Il est important que les gens comprennent à quel point c’est difficile d’être pauvre.
Les employeurs doivent aussi envisager de renoncer à leurs exigences indues: un diplôme est-il vraiment systématiquement nécessaire? Plus important encore, au lieu de ne voir les gens que comme des chiffres sur un bilan, les employeurs devraient se demander ce qui constitue le cœur de leur entreprise et quelle est sa raison d’être. Il faut que l’éthique qu’ils semblent avoir laissée à la porte du conseil d’administration retrouve sa place dans leur monde.
Si vous vous retrouvez dans une situation semblable à la mienne, battez-vous, ne baissez pas les bras. Je suis fière de tout ce que j’ai fait pour survivre ces deux dernières années, mais ça ne devrait pas être aussi difficile de garder la tête hors de l’eau, d’obtenir de l’aide, de trouver un travail décent et tous les avantages qui vont avec. La façon dont la richesse est distribuée dans ce pays ne fait qu’enrichir les plus riches et appauvrir les plus pauvres. Il est presque impossible de remonter la pente si on ne sait pas où aller frapper, si on est stigmatisé ou trop honteux pour demander de l’aide. Si vous avez la chance de ne pas vous demander comment vous allez faire pour vous nourrir ou garder un toit sur votre tête, arrêtez de juger et de diaboliser les pauvres. L’enfer qu’ils vivent au quotidien est déjà assez douloureux.

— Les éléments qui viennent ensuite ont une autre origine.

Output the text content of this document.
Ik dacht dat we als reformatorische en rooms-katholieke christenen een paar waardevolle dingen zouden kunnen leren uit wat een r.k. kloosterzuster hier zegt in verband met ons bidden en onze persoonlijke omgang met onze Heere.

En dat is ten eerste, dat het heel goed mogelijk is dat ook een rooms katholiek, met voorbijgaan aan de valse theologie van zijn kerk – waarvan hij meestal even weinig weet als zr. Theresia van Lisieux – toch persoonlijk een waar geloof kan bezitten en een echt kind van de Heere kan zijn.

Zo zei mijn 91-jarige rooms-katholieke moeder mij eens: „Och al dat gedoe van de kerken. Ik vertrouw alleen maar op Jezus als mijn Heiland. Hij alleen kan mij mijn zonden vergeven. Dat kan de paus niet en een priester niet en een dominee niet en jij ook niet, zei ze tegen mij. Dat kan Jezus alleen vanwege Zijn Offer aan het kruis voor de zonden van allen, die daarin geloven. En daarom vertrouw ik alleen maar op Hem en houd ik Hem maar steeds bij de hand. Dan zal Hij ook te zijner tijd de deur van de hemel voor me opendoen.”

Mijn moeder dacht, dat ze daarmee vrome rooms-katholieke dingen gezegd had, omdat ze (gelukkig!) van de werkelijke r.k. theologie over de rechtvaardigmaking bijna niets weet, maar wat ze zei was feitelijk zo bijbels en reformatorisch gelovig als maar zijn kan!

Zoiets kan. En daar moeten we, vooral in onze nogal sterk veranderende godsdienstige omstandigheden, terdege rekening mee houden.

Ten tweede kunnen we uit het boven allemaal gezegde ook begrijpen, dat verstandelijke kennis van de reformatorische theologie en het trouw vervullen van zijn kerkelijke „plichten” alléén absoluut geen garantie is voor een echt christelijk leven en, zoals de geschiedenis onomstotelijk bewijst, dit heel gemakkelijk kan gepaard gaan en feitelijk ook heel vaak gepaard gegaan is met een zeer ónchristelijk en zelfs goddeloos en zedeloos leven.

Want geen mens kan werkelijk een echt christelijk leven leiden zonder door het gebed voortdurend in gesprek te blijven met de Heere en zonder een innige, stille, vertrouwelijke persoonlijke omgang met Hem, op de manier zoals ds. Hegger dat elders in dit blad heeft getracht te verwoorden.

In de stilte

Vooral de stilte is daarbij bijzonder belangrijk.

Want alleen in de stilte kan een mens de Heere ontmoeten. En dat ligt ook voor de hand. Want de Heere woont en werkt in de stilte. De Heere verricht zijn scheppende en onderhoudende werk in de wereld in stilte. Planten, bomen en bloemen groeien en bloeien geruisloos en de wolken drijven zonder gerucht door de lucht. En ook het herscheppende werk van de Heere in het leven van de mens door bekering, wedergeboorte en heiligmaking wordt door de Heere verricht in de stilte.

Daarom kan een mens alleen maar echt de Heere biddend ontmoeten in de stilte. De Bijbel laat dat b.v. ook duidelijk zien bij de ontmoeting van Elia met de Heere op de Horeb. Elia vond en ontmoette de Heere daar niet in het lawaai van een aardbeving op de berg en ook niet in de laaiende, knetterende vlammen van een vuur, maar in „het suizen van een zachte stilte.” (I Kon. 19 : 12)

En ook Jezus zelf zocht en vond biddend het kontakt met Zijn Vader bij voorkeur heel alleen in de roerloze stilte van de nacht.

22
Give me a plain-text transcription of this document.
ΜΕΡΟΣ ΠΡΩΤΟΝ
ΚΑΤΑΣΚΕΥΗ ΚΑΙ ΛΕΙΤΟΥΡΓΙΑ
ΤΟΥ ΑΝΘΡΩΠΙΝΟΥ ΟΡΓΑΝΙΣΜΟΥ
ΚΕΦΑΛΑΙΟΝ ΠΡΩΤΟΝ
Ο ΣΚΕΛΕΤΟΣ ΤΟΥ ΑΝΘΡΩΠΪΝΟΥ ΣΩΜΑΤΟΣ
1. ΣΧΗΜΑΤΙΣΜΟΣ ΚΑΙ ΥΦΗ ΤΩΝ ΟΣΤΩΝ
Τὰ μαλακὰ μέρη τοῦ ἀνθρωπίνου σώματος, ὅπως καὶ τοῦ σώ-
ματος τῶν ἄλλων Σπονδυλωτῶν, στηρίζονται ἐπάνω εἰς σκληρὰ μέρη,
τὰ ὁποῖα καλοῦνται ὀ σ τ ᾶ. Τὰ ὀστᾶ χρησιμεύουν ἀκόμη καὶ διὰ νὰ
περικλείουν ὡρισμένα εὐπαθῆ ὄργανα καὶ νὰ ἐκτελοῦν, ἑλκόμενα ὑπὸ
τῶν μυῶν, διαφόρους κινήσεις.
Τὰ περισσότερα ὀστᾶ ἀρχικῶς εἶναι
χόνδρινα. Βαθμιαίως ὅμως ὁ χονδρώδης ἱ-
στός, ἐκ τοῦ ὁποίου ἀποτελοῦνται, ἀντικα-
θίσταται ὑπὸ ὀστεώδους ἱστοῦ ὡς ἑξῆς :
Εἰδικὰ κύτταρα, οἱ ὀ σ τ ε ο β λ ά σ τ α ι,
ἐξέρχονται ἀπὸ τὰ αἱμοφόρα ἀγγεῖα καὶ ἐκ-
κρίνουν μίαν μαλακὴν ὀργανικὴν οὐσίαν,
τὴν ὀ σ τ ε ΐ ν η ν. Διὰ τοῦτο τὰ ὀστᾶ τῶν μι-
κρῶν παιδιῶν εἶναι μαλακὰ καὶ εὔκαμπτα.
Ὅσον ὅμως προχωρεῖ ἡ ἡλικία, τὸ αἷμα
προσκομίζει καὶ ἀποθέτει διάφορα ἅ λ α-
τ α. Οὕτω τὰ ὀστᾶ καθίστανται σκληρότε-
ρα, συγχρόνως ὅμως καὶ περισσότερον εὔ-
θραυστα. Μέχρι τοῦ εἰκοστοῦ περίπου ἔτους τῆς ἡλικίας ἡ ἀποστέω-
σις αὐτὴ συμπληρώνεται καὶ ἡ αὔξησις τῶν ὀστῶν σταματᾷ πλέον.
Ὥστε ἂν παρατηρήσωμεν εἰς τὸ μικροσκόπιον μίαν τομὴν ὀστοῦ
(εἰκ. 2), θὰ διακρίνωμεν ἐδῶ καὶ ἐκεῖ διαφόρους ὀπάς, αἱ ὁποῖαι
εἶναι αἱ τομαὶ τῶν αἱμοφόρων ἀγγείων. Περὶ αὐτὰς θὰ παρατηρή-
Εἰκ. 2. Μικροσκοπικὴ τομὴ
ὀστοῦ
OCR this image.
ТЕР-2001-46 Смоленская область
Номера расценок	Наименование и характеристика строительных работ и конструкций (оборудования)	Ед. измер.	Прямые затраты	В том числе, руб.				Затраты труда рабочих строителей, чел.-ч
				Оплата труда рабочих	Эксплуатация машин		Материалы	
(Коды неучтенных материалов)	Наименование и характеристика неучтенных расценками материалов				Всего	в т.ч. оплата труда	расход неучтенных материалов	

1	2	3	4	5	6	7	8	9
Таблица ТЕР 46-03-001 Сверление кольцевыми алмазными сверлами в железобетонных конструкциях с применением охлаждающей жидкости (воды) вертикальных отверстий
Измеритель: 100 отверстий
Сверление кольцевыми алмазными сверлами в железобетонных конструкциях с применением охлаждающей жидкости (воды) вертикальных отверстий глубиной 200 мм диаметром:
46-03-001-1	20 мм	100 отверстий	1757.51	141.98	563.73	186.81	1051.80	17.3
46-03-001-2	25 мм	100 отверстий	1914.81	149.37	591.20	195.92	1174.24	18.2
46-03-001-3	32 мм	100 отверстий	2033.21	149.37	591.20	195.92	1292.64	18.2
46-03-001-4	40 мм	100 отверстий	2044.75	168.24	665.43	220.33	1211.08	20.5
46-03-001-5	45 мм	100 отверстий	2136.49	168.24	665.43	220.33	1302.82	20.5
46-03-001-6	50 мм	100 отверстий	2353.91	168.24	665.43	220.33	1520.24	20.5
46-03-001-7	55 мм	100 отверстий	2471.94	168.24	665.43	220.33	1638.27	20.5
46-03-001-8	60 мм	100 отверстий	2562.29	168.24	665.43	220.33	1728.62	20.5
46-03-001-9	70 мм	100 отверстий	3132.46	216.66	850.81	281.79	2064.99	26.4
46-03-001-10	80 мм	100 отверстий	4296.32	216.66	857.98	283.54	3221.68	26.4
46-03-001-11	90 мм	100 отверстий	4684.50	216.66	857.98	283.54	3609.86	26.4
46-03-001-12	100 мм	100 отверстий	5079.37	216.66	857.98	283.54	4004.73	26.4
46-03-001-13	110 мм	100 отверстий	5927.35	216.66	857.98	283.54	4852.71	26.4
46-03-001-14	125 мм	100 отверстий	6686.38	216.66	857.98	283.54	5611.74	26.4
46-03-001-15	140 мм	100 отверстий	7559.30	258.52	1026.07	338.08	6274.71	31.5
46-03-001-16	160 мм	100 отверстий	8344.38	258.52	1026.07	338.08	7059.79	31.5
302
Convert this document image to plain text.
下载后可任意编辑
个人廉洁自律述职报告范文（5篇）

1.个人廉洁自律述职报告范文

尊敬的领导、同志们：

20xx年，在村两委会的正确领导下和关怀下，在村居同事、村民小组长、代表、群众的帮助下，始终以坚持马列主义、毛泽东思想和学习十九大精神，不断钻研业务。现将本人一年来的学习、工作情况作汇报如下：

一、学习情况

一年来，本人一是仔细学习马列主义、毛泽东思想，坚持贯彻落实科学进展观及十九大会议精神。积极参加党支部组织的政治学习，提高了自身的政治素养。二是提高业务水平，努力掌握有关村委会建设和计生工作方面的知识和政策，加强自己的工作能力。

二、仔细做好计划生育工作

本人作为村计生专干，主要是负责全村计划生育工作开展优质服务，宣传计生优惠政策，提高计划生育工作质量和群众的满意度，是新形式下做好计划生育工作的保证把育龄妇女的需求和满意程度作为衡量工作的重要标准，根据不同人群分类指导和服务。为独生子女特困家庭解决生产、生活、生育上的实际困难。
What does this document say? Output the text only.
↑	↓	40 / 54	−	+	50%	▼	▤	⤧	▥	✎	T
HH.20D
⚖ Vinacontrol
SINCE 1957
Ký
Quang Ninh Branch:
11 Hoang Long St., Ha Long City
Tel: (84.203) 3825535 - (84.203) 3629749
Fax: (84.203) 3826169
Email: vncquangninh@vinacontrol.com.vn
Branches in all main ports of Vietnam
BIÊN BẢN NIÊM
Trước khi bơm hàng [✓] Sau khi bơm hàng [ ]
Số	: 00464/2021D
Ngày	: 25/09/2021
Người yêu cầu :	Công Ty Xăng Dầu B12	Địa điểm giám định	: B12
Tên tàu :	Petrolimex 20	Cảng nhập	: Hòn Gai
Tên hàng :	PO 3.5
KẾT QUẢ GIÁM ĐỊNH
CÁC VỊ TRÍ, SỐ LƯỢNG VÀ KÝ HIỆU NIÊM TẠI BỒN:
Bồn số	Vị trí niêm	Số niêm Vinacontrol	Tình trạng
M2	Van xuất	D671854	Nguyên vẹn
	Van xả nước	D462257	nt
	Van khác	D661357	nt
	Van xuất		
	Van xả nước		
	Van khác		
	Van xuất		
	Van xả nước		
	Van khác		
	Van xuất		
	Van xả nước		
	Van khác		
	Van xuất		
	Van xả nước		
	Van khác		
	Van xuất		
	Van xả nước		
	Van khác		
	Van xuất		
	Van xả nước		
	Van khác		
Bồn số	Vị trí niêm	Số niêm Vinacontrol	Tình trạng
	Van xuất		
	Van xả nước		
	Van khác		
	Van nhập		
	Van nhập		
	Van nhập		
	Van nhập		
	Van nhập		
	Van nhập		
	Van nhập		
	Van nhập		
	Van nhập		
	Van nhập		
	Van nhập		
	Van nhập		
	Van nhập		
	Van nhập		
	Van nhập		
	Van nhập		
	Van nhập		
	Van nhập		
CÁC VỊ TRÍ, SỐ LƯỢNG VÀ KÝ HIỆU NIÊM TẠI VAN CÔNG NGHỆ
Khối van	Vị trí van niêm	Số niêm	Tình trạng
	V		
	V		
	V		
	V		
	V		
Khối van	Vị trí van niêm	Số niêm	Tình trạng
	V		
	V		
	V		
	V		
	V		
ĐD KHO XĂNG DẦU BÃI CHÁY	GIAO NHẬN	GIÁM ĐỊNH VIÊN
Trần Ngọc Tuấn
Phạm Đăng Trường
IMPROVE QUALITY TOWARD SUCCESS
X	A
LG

J’ignore ce que l’avenir me réserve, mais je suis coriace et je continuerai à faire ce qu’il faut pour survivre. En partageant ouvertement mon combat, je souhaite dire aux autres qu’ils ne sont pas seuls et j’espère que mon expérience leur sera utile. Nous sommes tous ensemble sur cette planète et nous avons besoin les uns des autres pour survivre.